La stratégie circulaire 2025 vise à réduire de 50 % les déchets municipaux grâce à :

  • Écoconception obligatoire pour les produits subventionnés par l’État (depuis 2023).
  • Plateforme Matériaux Luxembourg : bourse d’échange de rebuts industriels (12 000 tonnes valorisées en 2024).
  • PAN-Bio 2025 : triplement des surfaces agricoles bio (15 % visés contre 5,2 % en 2023).

Exemple concret : l’usine Circular Tech à Esch-sur-Alzette recycle 90 % des panneaux solaires en fin de vie, récupérant silicium et argent.

Agriculture et LULUCF : le parent pauvre de la transition

Le secteur agricole, responsable de 7,2 % des émissions, peine à se décarboner :

  • Élevage intensif : 78 % des exploitations sont orientées viande laitière, générant 45 % des émissions du secteur.
  • Stratégie Bësch : plantation de 200 000 arbres/an pour augmenter le puits carbone forestier (-376 ktCO₂e en 2020).
  • Méthanisation : seulement 3 unités en activité (12 GWh/an), loin de l’objectif 2030 de 40 GWh.

Défis structurels : l’ombre portée de l’économie globalisée

Malgré les avancées, le Luxembourg affiche une empreinte carbone réelle de 36,7 tCO₂eq/habitant (5,4 fois la moyenne mondiale), due à :

  • Émissions importées : 63 % du total, liées aux importations de biens manufacturés et d’énergie.
  • Exonérations fiscales : le kérosène aérien bénéficie toujours d’une TVA à 3 % (contre 17 % en moyenne UE).
  • Pression démographique : +46 % de population attendue d’ici 2035, augmentant la demande énergétique.

Conclusion : une transition en demi-teinte

Le Luxembourg montre une réelle avancée dans les énergies renouvelables (+92 % de capacité depuis 2019) et la mobilité électrique (18 % du parc en 2023).

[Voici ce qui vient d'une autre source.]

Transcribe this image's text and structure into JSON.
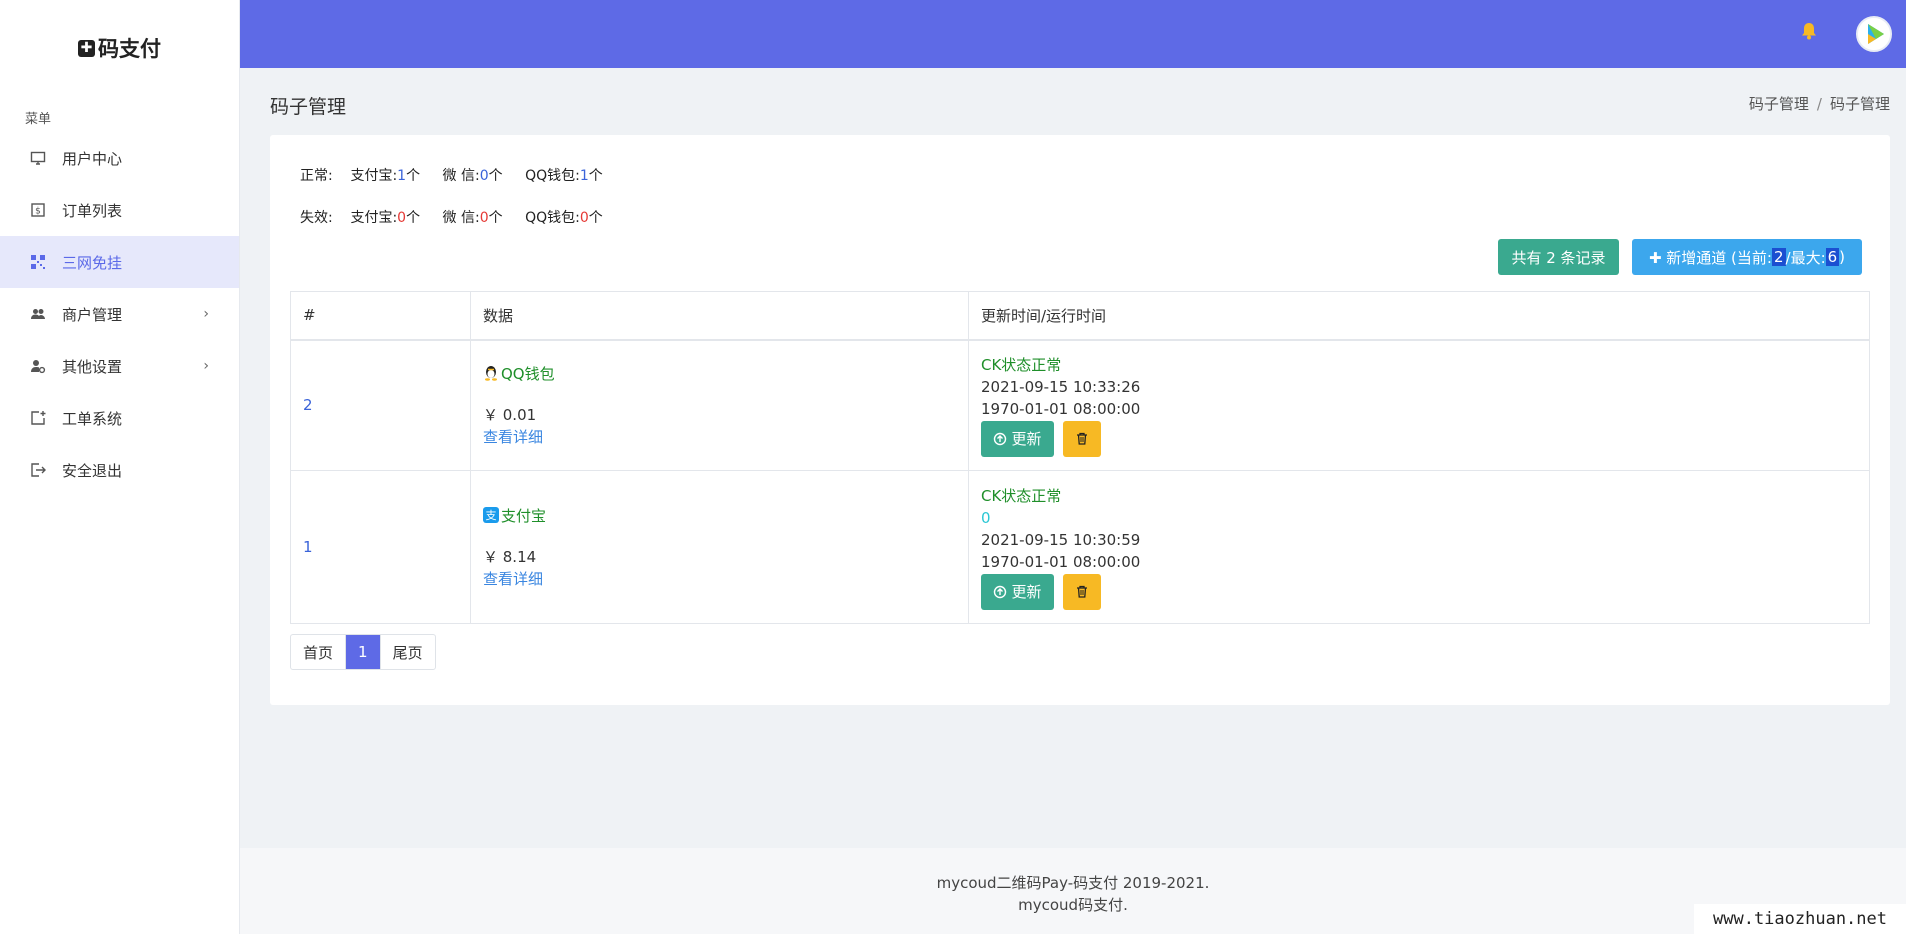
{
  "brand": {
    "name": "码支付",
    "icon": "plus-square-icon"
  },
  "sidebar": {
    "menu_title": "菜单",
    "items": [
      {
        "label": "用户中心",
        "icon": "monitor-icon"
      },
      {
        "label": "订单列表",
        "icon": "dollar-doc-icon"
      },
      {
        "label": "三网免挂",
        "icon": "qrcode-icon",
        "active": true
      },
      {
        "label": "商户管理",
        "icon": "users-icon",
        "chevron": true
      },
      {
        "label": "其他设置",
        "icon": "user-gear-icon",
        "chevron": true
      },
      {
        "label": "工单系统",
        "icon": "add-doc-icon"
      },
      {
        "label": "安全退出",
        "icon": "logout-icon"
      }
    ]
  },
  "header": {
    "page_title": "码子管理",
    "breadcrumb": [
      "码子管理",
      "码子管理"
    ]
  },
  "stats": {
    "normal": {
      "label": "正常:",
      "alipay_label": "支付宝:",
      "alipay": "1",
      "wechat_label": "微 信:",
      "wechat": "0",
      "qq_label": "QQ钱包:",
      "qq": "1",
      "unit": "个"
    },
    "invalid": {
      "label": "失效:",
      "alipay_label": "支付宝:",
      "alipay": "0",
      "wechat_label": "微 信:",
      "wechat": "0",
      "qq_label": "QQ钱包:",
      "qq": "0",
      "unit": "个"
    }
  },
  "toolbar": {
    "records": "共有 2 条记录",
    "add_prefix": "✚ 新增通道 (当前:",
    "current": "2",
    "max_label": "/最大:",
    "max": "6",
    "add_suffix": ")"
  },
  "table": {
    "headers": [
      "#",
      "数据",
      "更新时间/运行时间"
    ],
    "rows": [
      {
        "id": "2",
        "wallet": "QQ钱包",
        "wallet_icon": "qq-penguin-icon",
        "amount": "￥ 0.01",
        "detail": "查看详细",
        "status": "CK状态正常",
        "extra": "",
        "updated": "2021-09-15 10:33:26",
        "runtime": "1970-01-01 08:00:00",
        "update_label": "更新"
      },
      {
        "id": "1",
        "wallet": "支付宝",
        "wallet_icon": "alipay-icon",
        "amount": "￥ 8.14",
        "detail": "查看详细",
        "status": "CK状态正常",
        "extra": "0",
        "updated": "2021-09-15 10:30:59",
        "runtime": "1970-01-01 08:00:00",
        "update_label": "更新"
      }
    ]
  },
  "pager": {
    "first": "首页",
    "current": "1",
    "last": "尾页"
  },
  "footer": {
    "line1": "mycoud二维码Pay-码支付 2019-2021.",
    "line2": "mycoud码支付."
  },
  "watermark": "www.tiaozhuan.net",
  "colors": {
    "primary": "#5e6ae6",
    "green": "#3aa98f",
    "blue": "#3ca7ed",
    "yellow": "#f7b924"
  }
}
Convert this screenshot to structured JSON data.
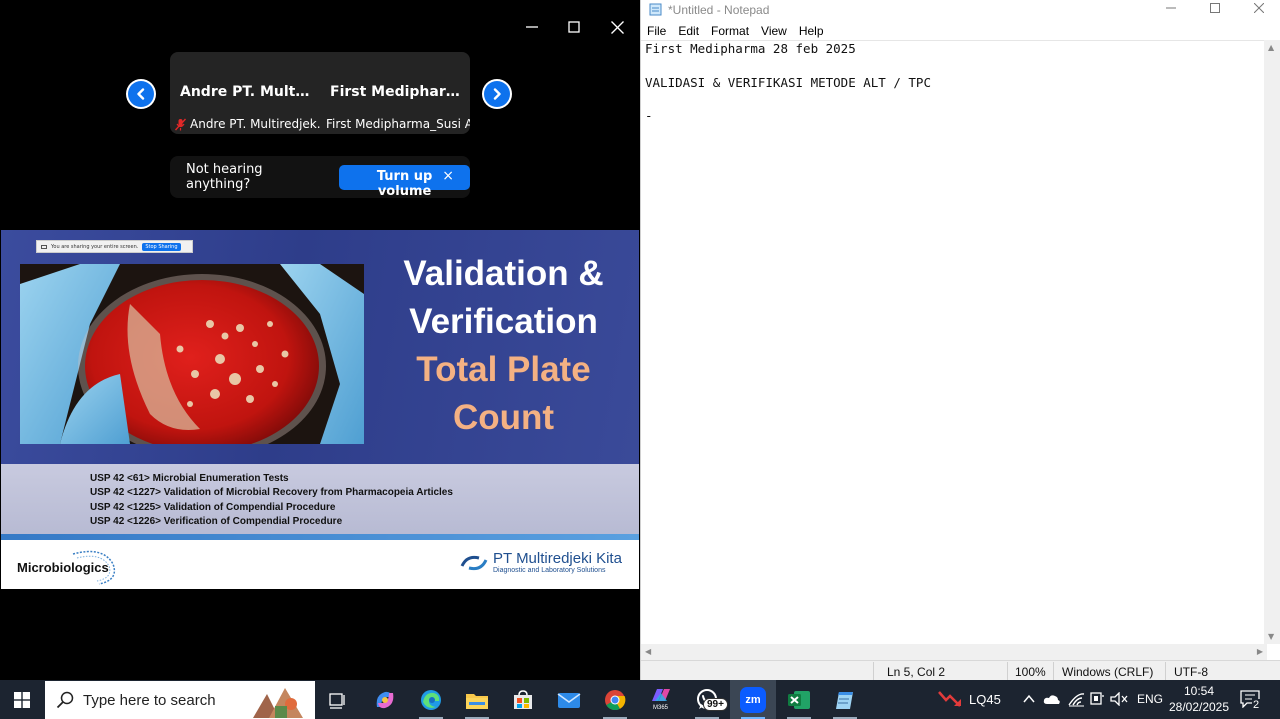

Cependant, les émissions importées, la dépendance énergétique et les lacunes agricoles rappellent que la neutralité carbone nécessite une refonte systémique. Les prochains jalons – généralisation de l’hydrogène vert (2028), taxation carbone aux frontières (2030) – détermineront si le pays peut concilier croissance économique et sobriété climatique.